E de onde a criança tirou que a mãe sabe sempre tudo, que sempre tem as respostas? Ás vezes sinto-me  tão perdida e desorientada, louca por um colo de mãe, a minha provavelmente saberia dar-me  essas respostas. Seria eu uma pessoa não-preparada para ser mãe? Seriam todas as mães perdidas e desorientadas? Só as nossas mães é que sabem? Ou não?

Sei lá! Mas de uma coisa eu sei. Nós tentamos. É claro, a vida não é feita de tentativas, mas de realizações, como li nalgum lugar. Porém neste processo de “tenta e persiste”, na tentativa, muito aprendizado passou por deixado dessa ponte, muitos momentos bons de risadas, já que rir dos próprios erros é uma delícia e nos deixa mais leves.

Criança não tem disso de sentir vergonha no erro, do não saber. Eles tentam até conseguir, acho que é por isso que conseguem e evoluem tanto em tão pouco tempo. À medida que vão crescendo e preocupando-se com o erro, nos outros e o que vão pensar, a evolução diminui. Imagina só um bebé sentado no chão com os bracinhos cruzados a pensar:

– Ha, não! Já tentei andar duas vezes.
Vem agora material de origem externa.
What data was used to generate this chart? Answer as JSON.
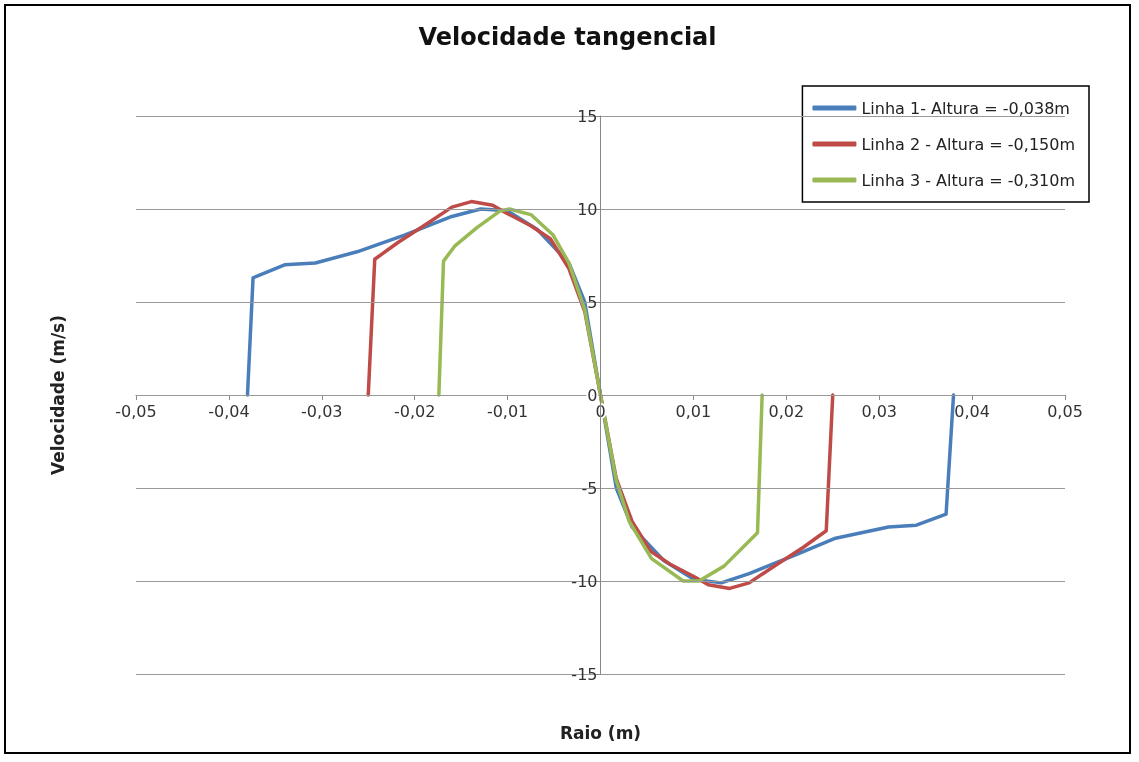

Duas! Veja só que despautério!! E caí. Então vou deixar para lá. Ficarei sentado e assim permanecerei. Caso precise ir a algum lugar, choro que a mamã vem pegar-me . Se ela não vier, arrasto meu rabinho por todo lado e pronto!

Mas não. Eles não pensam assim. Levantam com as perninhas trémulas, vai o primeiro passinho, o segundo e caem. Acham graça da queda e levantam novamente.

Neste caminho de auto-conhecimento das nossas habilidades e limitações, os momentos vão sendo guardados. Aquele bolo de banana, receita facílima de família que não deu certo? Virou risada. Aquele tombo que o seu filho deu virou estilo “não foi nada, vai sarar” por que viste o cordão desamarrado? Virou aprendizado. Aquelas perguntas que não soube responder? Viraram momentos divertidos à procura da resposta ou de reflexão diante da sabedoria e verdade inquestionável das crianças.

Enquanto isso, aproveito esses momentos de super-heroína que me restam. Eles estão a crescer, logo a certeza que o Bernardo tem de que eu sei arranjar tudo que estraga na sua vida, vira dúvida. Samuel já me questiona. Não me importo. É sinal de inteligência e personalidade. Porém chateia ver que apenas a minha opinião não basta. Bom, o meu colo ainda cura, ainda bem. Ainda são os meus braços que eles procuram, do menorzinho ao mais velho, quando algo de mau acontece ou dói. Pois sabendo as respostas da vida ou não, estando perdida ou certa das decisões que tomo, cabeça leve ou fechada pela dureza da vida, tudo isso não importa porque os braços… Ha, esses estarão sempre abertos!